Sound a little too science fiction? Take a note of Kurzweil's track record: in the 1980s, he predicted a computer would beat a human grandmaster at chess by 1998. He was a year late, since Deep Blue beat Gary Kasparov in 1997.
"This technology is growing exponentially," says Kurzweil. "What used to fit in a building now fits in your pocket. What used to fit in your pocket will fit inside a blood cell 25 years from now."
But rather than an adversarial war between man and machines envisioned in the "Terminator" series, Kurzweil believes the technical advancement of the next few decades will herald a literal rewiring of the human brain. Given the shrinking costs of nanotechnology, it's a matter of time before humans can turn themselves into supercomputers.
"It's not going to be a clear distinction where you can walk in a room and say humans on the left side of the room and AIs, computers on the right side," says Kurzweil. "We're all going to be deeply integrated with these technologies."
McG isn't so sure. He points to the splitting of the atom as proof that the human race is at its most inventive when it's thinking up new ways to potentially destroy itself. What logical, free-thinking computer would want to share the planet with us?

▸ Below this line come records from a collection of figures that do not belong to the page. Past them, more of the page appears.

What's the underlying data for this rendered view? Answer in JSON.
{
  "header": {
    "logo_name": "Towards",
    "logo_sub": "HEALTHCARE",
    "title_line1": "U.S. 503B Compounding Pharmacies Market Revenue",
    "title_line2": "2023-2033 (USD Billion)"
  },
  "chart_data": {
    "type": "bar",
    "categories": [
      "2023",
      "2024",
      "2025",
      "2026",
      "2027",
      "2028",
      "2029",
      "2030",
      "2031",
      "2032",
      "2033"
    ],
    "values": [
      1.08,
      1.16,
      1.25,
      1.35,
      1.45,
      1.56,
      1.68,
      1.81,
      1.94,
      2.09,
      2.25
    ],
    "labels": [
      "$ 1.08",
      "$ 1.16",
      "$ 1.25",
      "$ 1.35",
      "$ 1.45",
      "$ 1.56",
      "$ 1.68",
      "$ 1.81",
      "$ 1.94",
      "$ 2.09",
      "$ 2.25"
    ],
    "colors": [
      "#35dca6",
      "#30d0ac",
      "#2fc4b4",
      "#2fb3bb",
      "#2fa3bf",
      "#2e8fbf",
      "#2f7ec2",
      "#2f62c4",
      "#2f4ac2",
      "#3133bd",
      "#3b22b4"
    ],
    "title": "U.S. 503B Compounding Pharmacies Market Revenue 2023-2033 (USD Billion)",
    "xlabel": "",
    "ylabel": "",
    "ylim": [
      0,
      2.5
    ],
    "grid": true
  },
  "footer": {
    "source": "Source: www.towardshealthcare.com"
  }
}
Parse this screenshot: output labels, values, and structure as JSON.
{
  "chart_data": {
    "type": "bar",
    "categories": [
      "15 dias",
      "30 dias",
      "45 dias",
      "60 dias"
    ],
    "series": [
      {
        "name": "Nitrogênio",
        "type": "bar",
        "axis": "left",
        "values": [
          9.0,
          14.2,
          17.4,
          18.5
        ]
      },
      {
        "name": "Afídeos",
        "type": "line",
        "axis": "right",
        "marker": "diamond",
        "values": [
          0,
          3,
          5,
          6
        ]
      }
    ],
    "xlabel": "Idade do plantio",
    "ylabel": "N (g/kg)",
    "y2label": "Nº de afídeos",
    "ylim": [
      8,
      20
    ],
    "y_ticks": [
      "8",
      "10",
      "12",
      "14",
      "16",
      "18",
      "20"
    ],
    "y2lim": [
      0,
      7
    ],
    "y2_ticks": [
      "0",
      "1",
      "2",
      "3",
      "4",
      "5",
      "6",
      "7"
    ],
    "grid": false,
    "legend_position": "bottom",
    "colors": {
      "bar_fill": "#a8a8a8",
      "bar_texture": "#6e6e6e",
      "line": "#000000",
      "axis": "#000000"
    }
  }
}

"Not only do I think it's possible [that computers would want to terminate us,] I'm not certain humanity will be around in 50 to 100 years," he says.
Science fiction has certainly mined those fears over the years, whether it's been "2001's" homicidal computer, Hal 9000, or the computer that almost obliterated the world in a nuclear holocaust in "War Games." (In a case of life imitating art, the Roadrunner supercomputer at Los Alamos is used for nuclear simulations.)
But Andrew Ng, a computer science professor at Stanford University, says artificial intelligence will breed machines that are more R2-D2 than T-800s. In fact, he adds, there may be more legitimate worry that the future will resemble "Mad Max" or "The Day After Tomorrow" than the one predicted by "Terminator Salvation."
"I think humanity faces many doomsday scenarios today, such as those posed by global warming, possible nuclear war, maybe even asteroid strikes," he says. "AI is much more likely to see us through these problems than to cause them."